Judicial evidence is "... the means, sanctioned by law, of ascertaining in a judicial proceeding the truth respecting a question of fact." (Code Civ. Proc., § 1823.)

Many text writers have accumulated innumerable attempts to define or explain what evidence is, each fitting the facts of a particular case or elucidating at length the views of the author. (1 Wigmore on Evidence, § 1; Black's Law Dictionary (4th ed.) p. 657; 31 C.J.S. § 505; 2 Witkin, California Evidence, § 5, p. 4.) [5] A review of all these authorities makes clear that evidence is that probative material, legally received, by which the tribunal may be lawfully persuaded of the truth or falsity of a fact in issue.

There may well be, as suggested by the Attorney General, room for the application of the rule of onus probandi as discussed in the cases of People v. Osaki, 209 Cal. 169, 191 [286 P. 1025]; People v. Agnew, 16 Cal. 2d 655, 662 [9] [107 P.2d 601]; People v. Hassen, 144 Cal. App. 2d 334, 343 [8] [301 P.2d 80] and other authorities cited by those cases. However, the affirmative facts proved by the People are such that the application of that rule is unnecessary.
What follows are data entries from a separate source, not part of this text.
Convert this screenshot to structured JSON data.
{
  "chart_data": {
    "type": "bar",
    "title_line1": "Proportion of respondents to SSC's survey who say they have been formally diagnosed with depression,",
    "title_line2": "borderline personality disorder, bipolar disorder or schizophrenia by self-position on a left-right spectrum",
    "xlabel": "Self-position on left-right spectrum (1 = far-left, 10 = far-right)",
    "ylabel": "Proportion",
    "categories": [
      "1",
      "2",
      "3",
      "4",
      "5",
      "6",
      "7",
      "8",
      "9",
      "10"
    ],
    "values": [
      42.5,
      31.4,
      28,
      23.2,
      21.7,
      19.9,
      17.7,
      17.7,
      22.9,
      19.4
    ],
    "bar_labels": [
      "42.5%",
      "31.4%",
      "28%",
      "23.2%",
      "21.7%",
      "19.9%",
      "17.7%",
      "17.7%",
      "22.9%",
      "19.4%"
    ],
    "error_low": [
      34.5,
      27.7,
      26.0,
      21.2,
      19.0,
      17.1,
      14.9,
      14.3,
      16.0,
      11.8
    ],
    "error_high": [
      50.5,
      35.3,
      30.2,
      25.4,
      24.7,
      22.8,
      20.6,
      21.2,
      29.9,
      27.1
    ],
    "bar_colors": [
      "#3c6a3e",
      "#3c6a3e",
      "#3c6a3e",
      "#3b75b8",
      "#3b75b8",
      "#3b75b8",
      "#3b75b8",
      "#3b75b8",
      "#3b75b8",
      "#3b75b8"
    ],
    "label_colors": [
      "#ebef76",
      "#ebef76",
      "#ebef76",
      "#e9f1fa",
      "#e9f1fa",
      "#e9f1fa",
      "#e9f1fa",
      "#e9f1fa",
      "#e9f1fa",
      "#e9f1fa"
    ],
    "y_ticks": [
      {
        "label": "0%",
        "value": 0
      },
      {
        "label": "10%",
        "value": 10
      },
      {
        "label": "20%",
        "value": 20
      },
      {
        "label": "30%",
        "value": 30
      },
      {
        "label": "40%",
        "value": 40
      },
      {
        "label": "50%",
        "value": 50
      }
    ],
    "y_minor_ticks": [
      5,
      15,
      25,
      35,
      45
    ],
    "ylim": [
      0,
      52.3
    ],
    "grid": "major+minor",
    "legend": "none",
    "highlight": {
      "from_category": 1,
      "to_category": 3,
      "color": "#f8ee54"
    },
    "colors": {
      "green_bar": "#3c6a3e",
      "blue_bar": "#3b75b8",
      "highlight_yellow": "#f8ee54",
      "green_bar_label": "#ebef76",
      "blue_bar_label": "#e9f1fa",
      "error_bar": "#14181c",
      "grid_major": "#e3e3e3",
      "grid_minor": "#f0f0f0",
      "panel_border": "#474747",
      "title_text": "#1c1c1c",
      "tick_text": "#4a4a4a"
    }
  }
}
[6] The evidence of the lack of authority to sign Evangeline's name--as shown by the bank signature card, the very careful preparation of the face of the check to make it appear that Evangeline had drawn and signed the check personally, the attempt by defendant to conceal from the person looking at the check that defendant had himself drawn it, actual concealment of that fact by failure to warn the person who cashed the check that defendant had himself signed Evangeline's name, his endorsement in his own true handwriting, which did not look to the casual observer like the handwriting on the face of the check, his securing cash on every check--makes a sum total of circumstances from which a reasonable mind could only draw the prima facie conclusion that defendant had no authority to sign Evangeline's name; that he knew he had no such authority, and with intent to defraud the parties named he uttered and passed the checks as genuine. We are not here concerned with failure to call an available witness. Evangeline died before the trial. Her lips are sealed by death. She did all she could do when she called the police and authorized the forged checks to be turned over to them.

The judgment is affirmed.

Griffin, P. J., and Coughlin, J., concurred.